We study a class of procurement auctions with a budget constraint, where an auctioneer is interested in buying resources or services from a set of agents. Ideally, the auctioneer would like to select a subset of the resources so as to maximize his valuation function, without exceeding a given budget. As the resources are owned by strategic agents however, our overall goal is to design mechanisms that are truthful, budget-feasible, and obtain a good approximation to the optimal value. Budget-feasibility creates additional challenges, making several approaches inapplicable in this setting. Previous results on budget-feasible mechanisms have considered mostly monotone valuation functions. In this work, we mainly focus on symmetric submodular valuations, a prominent class of non-monotone submodular functions that includes cut functions. We begin first with a purely algorithmic result, obtaining a 2e/e-1-approximation for maximizing symmetric submodular functions under a budget constraint.

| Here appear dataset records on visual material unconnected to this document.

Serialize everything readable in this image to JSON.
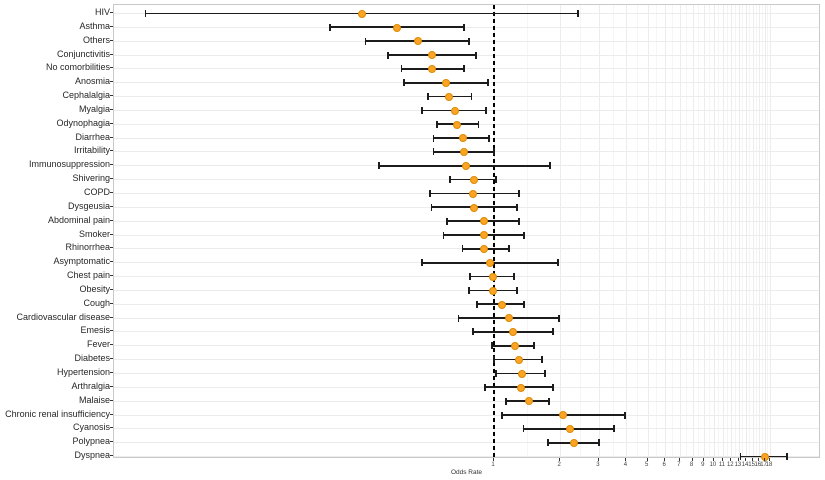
{
  "figure": {
    "background": "#ffffff",
    "panel_border_color": "#c9c9c9",
    "grid_major_color": "#ececec",
    "grid_minor_color": "#f5f5f5",
    "point_fill": "#FBA425",
    "point_stroke": "#DD8A00",
    "errorbar_color": "#1c1c1c",
    "reference_line_color": "#000000",
    "axis_text_color": "#333333"
  },
  "chart_data": {
    "type": "scatter",
    "subtype": "forest_plot_odds_ratios",
    "title": "",
    "xlabel": "Odds Rate",
    "ylabel": "",
    "x_scale": "log",
    "x_ticks": [
      1,
      2,
      3,
      4,
      5,
      6,
      7,
      8,
      9,
      10,
      11,
      12,
      13,
      14,
      15,
      16,
      17,
      18
    ],
    "x_range_approx": [
      0.02,
      30
    ],
    "reference_line_x": 1,
    "grid": "major-and-minor",
    "legend_position": "none",
    "rows": [
      {
        "label": "HIV",
        "or": 0.25,
        "ci_low": 0.026,
        "ci_high": 2.41
      },
      {
        "label": "Asthma",
        "or": 0.36,
        "ci_low": 0.18,
        "ci_high": 0.73
      },
      {
        "label": "Others",
        "or": 0.45,
        "ci_low": 0.26,
        "ci_high": 0.77
      },
      {
        "label": "Conjunctivitis",
        "or": 0.52,
        "ci_low": 0.33,
        "ci_high": 0.83
      },
      {
        "label": "No comorbilities",
        "or": 0.52,
        "ci_low": 0.38,
        "ci_high": 0.73
      },
      {
        "label": "Anosmia",
        "or": 0.6,
        "ci_low": 0.39,
        "ci_high": 0.94
      },
      {
        "label": "Cephalalgia",
        "or": 0.62,
        "ci_low": 0.5,
        "ci_high": 0.79
      },
      {
        "label": "Myalgia",
        "or": 0.66,
        "ci_low": 0.47,
        "ci_high": 0.92
      },
      {
        "label": "Odynophagia",
        "or": 0.68,
        "ci_low": 0.55,
        "ci_high": 0.85
      },
      {
        "label": "Diarrhea",
        "or": 0.72,
        "ci_low": 0.53,
        "ci_high": 0.95
      },
      {
        "label": "Irritability",
        "or": 0.73,
        "ci_low": 0.53,
        "ci_high": 1.0
      },
      {
        "label": "Immunosuppression",
        "or": 0.74,
        "ci_low": 0.3,
        "ci_high": 1.8
      },
      {
        "label": "Shivering",
        "or": 0.81,
        "ci_low": 0.63,
        "ci_high": 1.02
      },
      {
        "label": "COPD",
        "or": 0.8,
        "ci_low": 0.51,
        "ci_high": 1.3
      },
      {
        "label": "Dysgeusia",
        "or": 0.81,
        "ci_low": 0.52,
        "ci_high": 1.27
      },
      {
        "label": "Abdominal pain",
        "or": 0.9,
        "ci_low": 0.61,
        "ci_high": 1.3
      },
      {
        "label": "Smoker",
        "or": 0.9,
        "ci_low": 0.59,
        "ci_high": 1.37
      },
      {
        "label": "Rhinorrhea",
        "or": 0.9,
        "ci_low": 0.72,
        "ci_high": 1.17
      },
      {
        "label": "Asymptomatic",
        "or": 0.96,
        "ci_low": 0.47,
        "ci_high": 1.95
      },
      {
        "label": "Chest pain",
        "or": 0.99,
        "ci_low": 0.78,
        "ci_high": 1.23
      },
      {
        "label": "Obesity",
        "or": 0.99,
        "ci_low": 0.77,
        "ci_high": 1.27
      },
      {
        "label": "Cough",
        "or": 1.08,
        "ci_low": 0.84,
        "ci_high": 1.37
      },
      {
        "label": "Cardiovascular disease",
        "or": 1.17,
        "ci_low": 0.69,
        "ci_high": 1.98
      },
      {
        "label": "Emesis",
        "or": 1.22,
        "ci_low": 0.8,
        "ci_high": 1.86
      },
      {
        "label": "Fever",
        "or": 1.24,
        "ci_low": 0.98,
        "ci_high": 1.52
      },
      {
        "label": "Diabetes",
        "or": 1.29,
        "ci_low": 1.0,
        "ci_high": 1.65
      },
      {
        "label": "Hypertension",
        "or": 1.33,
        "ci_low": 1.02,
        "ci_high": 1.71
      },
      {
        "label": "Arthralgia",
        "or": 1.32,
        "ci_low": 0.91,
        "ci_high": 1.86
      },
      {
        "label": "Malaise",
        "or": 1.44,
        "ci_low": 1.13,
        "ci_high": 1.78
      },
      {
        "label": "Chronic renal insufficiency",
        "or": 2.06,
        "ci_low": 1.09,
        "ci_high": 3.95
      },
      {
        "label": "Cyanosis",
        "or": 2.2,
        "ci_low": 1.36,
        "ci_high": 3.52
      },
      {
        "label": "Polypnea",
        "or": 2.3,
        "ci_low": 1.76,
        "ci_high": 3.0
      },
      {
        "label": "Dyspnea",
        "or": 17.0,
        "ci_low": 13.2,
        "ci_high": 21.5
      }
    ]
  }
}
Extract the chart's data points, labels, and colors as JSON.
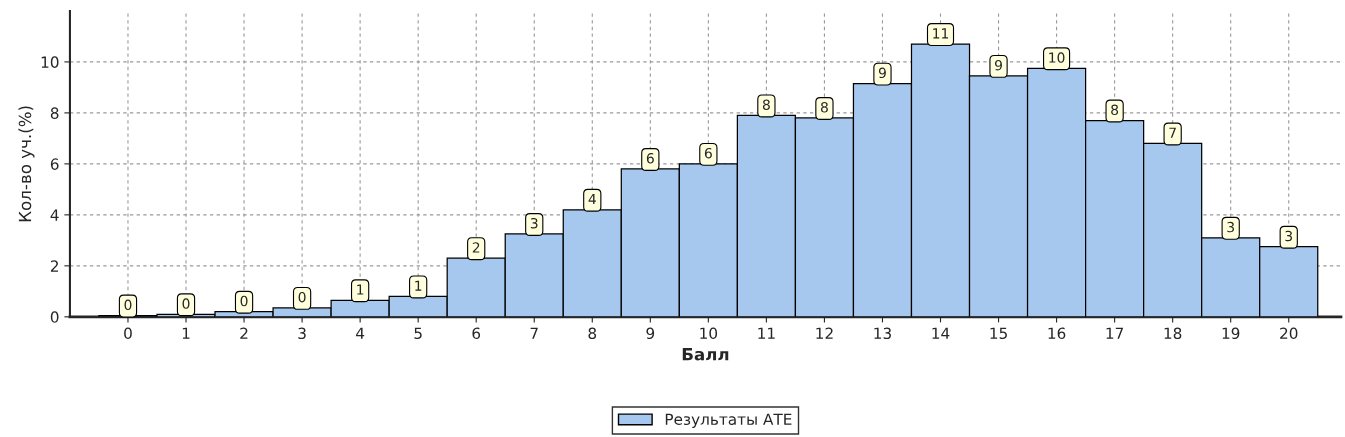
{
  "chart_data": {
    "type": "bar",
    "xlabel": "Балл",
    "ylabel": "Кол-во уч.(%)",
    "categories": [
      "0",
      "1",
      "2",
      "3",
      "4",
      "5",
      "6",
      "7",
      "8",
      "9",
      "10",
      "11",
      "12",
      "13",
      "14",
      "15",
      "16",
      "17",
      "18",
      "19",
      "20"
    ],
    "series": [
      {
        "name": "Результаты АТЕ",
        "color": "#a6c8ee",
        "values": [
          0.05,
          0.1,
          0.2,
          0.35,
          0.65,
          0.8,
          2.3,
          3.25,
          4.2,
          5.8,
          6.0,
          7.9,
          7.8,
          9.15,
          10.7,
          9.45,
          9.75,
          7.7,
          6.8,
          3.1,
          2.75
        ],
        "value_labels": [
          "0",
          "0",
          "0",
          "0",
          "1",
          "1",
          "2",
          "3",
          "4",
          "6",
          "6",
          "8",
          "8",
          "9",
          "11",
          "9",
          "10",
          "8",
          "7",
          "3",
          "3"
        ]
      }
    ],
    "ylim": [
      0,
      12
    ],
    "yticks": [
      0,
      2,
      4,
      6,
      8,
      10
    ],
    "grid": true,
    "legend": "bottom"
  }
}
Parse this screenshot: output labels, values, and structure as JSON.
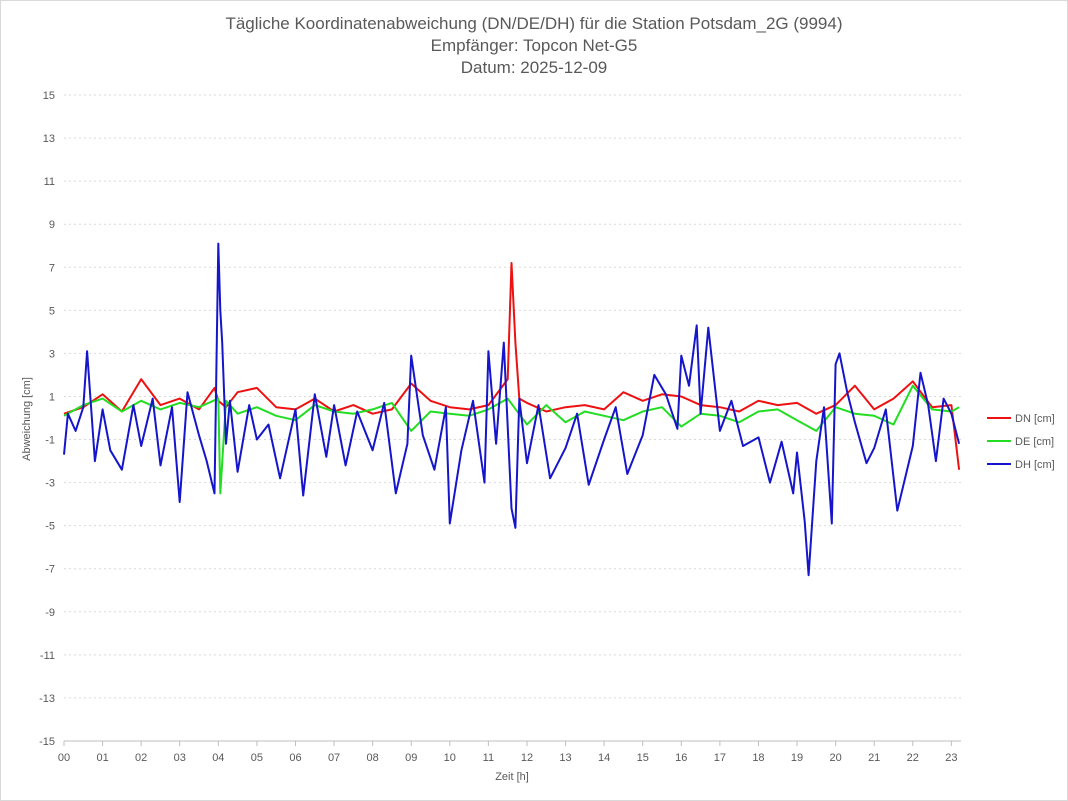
{
  "chart_data": {
    "type": "line",
    "title_lines": [
      "Tägliche Koordinatenabweichung (DN/DE/DH) für die Station Potsdam_2G (9994)",
      "Empfänger: Topcon Net-G5",
      "Datum: 2025-12-09"
    ],
    "xlabel": "Zeit [h]",
    "ylabel": "Abweichung [cm]",
    "xlim": [
      0,
      23.25
    ],
    "ylim": [
      -15,
      15
    ],
    "x_ticks": [
      0,
      1,
      2,
      3,
      4,
      5,
      6,
      7,
      8,
      9,
      10,
      11,
      12,
      13,
      14,
      15,
      16,
      17,
      18,
      19,
      20,
      21,
      22,
      23
    ],
    "x_tick_labels": [
      "00",
      "01",
      "02",
      "03",
      "04",
      "05",
      "06",
      "07",
      "08",
      "09",
      "10",
      "11",
      "12",
      "13",
      "14",
      "15",
      "16",
      "17",
      "18",
      "19",
      "20",
      "21",
      "22",
      "23"
    ],
    "y_ticks": [
      15,
      13,
      11,
      9,
      7,
      5,
      3,
      1,
      -1,
      -3,
      -5,
      -7,
      -9,
      -11,
      -13,
      -15
    ],
    "y_tick_labels": [
      "15",
      "13",
      "11",
      "9",
      "7",
      "5",
      "3",
      "1",
      "-1",
      "-3",
      "-5",
      "-7",
      "-9",
      "-11",
      "-13",
      "-15"
    ],
    "grid": "horizontal dotted",
    "legend_position": "right",
    "series": [
      {
        "name": "DN [cm]",
        "color": "#ee1111",
        "x": [
          0,
          0.5,
          1,
          1.5,
          2,
          2.5,
          3,
          3.5,
          3.9,
          4,
          4.2,
          4.5,
          5,
          5.5,
          6,
          6.5,
          7,
          7.5,
          8,
          8.5,
          9,
          9.5,
          10,
          10.5,
          11,
          11.5,
          11.6,
          11.7,
          11.8,
          12,
          12.5,
          13,
          13.5,
          14,
          14.5,
          15,
          15.5,
          16,
          16.5,
          17,
          17.5,
          18,
          18.5,
          19,
          19.5,
          20,
          20.5,
          21,
          21.5,
          22,
          22.5,
          23,
          23.2
        ],
        "y": [
          0.2,
          0.5,
          1.1,
          0.3,
          1.8,
          0.6,
          0.9,
          0.4,
          1.4,
          0.8,
          0.5,
          1.2,
          1.4,
          0.5,
          0.4,
          0.9,
          0.3,
          0.6,
          0.2,
          0.4,
          1.6,
          0.8,
          0.5,
          0.4,
          0.6,
          1.8,
          7.2,
          3.5,
          0.9,
          0.7,
          0.3,
          0.5,
          0.6,
          0.4,
          1.2,
          0.8,
          1.1,
          1.0,
          0.6,
          0.5,
          0.3,
          0.8,
          0.6,
          0.7,
          0.2,
          0.6,
          1.5,
          0.4,
          0.9,
          1.7,
          0.5,
          0.6,
          -2.4
        ]
      },
      {
        "name": "DE [cm]",
        "color": "#22dd22",
        "x": [
          0,
          0.5,
          1,
          1.5,
          2,
          2.5,
          3,
          3.5,
          4,
          4.05,
          4.2,
          4.5,
          5,
          5.5,
          6,
          6.5,
          7,
          7.5,
          8,
          8.5,
          9,
          9.5,
          10,
          10.5,
          11,
          11.5,
          12,
          12.5,
          13,
          13.5,
          14,
          14.5,
          15,
          15.5,
          16,
          16.5,
          17,
          17.5,
          18,
          18.5,
          19,
          19.5,
          20,
          20.5,
          21,
          21.5,
          22,
          22.5,
          23,
          23.2
        ],
        "y": [
          0.1,
          0.6,
          0.9,
          0.3,
          0.8,
          0.4,
          0.7,
          0.5,
          0.9,
          -3.5,
          0.8,
          0.2,
          0.5,
          0.1,
          -0.1,
          0.6,
          0.3,
          0.2,
          0.4,
          0.7,
          -0.6,
          0.3,
          0.2,
          0.1,
          0.4,
          0.9,
          -0.3,
          0.6,
          -0.2,
          0.3,
          0.1,
          -0.1,
          0.3,
          0.5,
          -0.4,
          0.2,
          0.1,
          -0.2,
          0.3,
          0.4,
          -0.1,
          -0.6,
          0.5,
          0.2,
          0.1,
          -0.3,
          1.5,
          0.4,
          0.3,
          0.5
        ]
      },
      {
        "name": "DH [cm]",
        "color": "#1515cc",
        "x": [
          0,
          0.1,
          0.3,
          0.5,
          0.6,
          0.8,
          1,
          1.2,
          1.5,
          1.8,
          2,
          2.3,
          2.5,
          2.8,
          3,
          3.2,
          3.5,
          3.7,
          3.9,
          4,
          4.05,
          4.1,
          4.2,
          4.3,
          4.5,
          4.8,
          5,
          5.3,
          5.6,
          6,
          6.2,
          6.5,
          6.8,
          7,
          7.3,
          7.6,
          8,
          8.3,
          8.6,
          8.9,
          9,
          9.3,
          9.6,
          9.9,
          10,
          10.3,
          10.6,
          10.9,
          11,
          11.2,
          11.4,
          11.6,
          11.7,
          11.8,
          12,
          12.3,
          12.6,
          13,
          13.3,
          13.6,
          14,
          14.3,
          14.6,
          15,
          15.3,
          15.6,
          15.9,
          16,
          16.2,
          16.4,
          16.5,
          16.7,
          17,
          17.3,
          17.6,
          18,
          18.3,
          18.6,
          18.9,
          19,
          19.2,
          19.3,
          19.5,
          19.7,
          19.9,
          20,
          20.1,
          20.3,
          20.5,
          20.8,
          21,
          21.3,
          21.6,
          22,
          22.2,
          22.4,
          22.6,
          22.8,
          23,
          23.2
        ],
        "y": [
          -1.7,
          0.2,
          -0.6,
          0.5,
          3.1,
          -2.0,
          0.4,
          -1.5,
          -2.4,
          0.6,
          -1.3,
          0.9,
          -2.2,
          0.5,
          -3.9,
          1.2,
          -0.8,
          -2.0,
          -3.5,
          8.1,
          5.0,
          3.5,
          -1.2,
          0.8,
          -2.5,
          0.6,
          -1.0,
          -0.3,
          -2.8,
          0.4,
          -3.6,
          1.1,
          -1.8,
          0.6,
          -2.2,
          0.3,
          -1.5,
          0.7,
          -3.5,
          -1.2,
          2.9,
          -0.8,
          -2.4,
          0.5,
          -4.9,
          -1.5,
          0.8,
          -3.0,
          3.1,
          -1.2,
          3.5,
          -4.2,
          -5.1,
          0.9,
          -2.1,
          0.6,
          -2.8,
          -1.4,
          0.2,
          -3.1,
          -1.0,
          0.5,
          -2.6,
          -0.8,
          2.0,
          1.1,
          -0.5,
          2.9,
          1.5,
          4.3,
          0.2,
          4.2,
          -0.6,
          0.8,
          -1.3,
          -0.9,
          -3.0,
          -1.1,
          -3.5,
          -1.6,
          -4.8,
          -7.3,
          -2.0,
          0.5,
          -4.9,
          2.5,
          3.0,
          1.2,
          -0.2,
          -2.1,
          -1.4,
          0.4,
          -4.3,
          -1.3,
          2.1,
          0.6,
          -2.0,
          0.9,
          0.2,
          -1.2
        ]
      }
    ]
  }
}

We view this as a standalone result of independent interest, as it is the best known factor achieved by a deterministic algorithm. We then proceed to propose truthful, budget feasible mechanisms (both deterministic and randomized), paying particular attention on the Budgeted Max Cut problem. Our results significantly improve the known approximation ratios for these objectives, while establishing polynomial running time for cases where only exponential mechanisms were known. At the heart of our approach lies an appropriate combination of local search algorithms with results for monotone submodular valuations, applied to the derived local optima.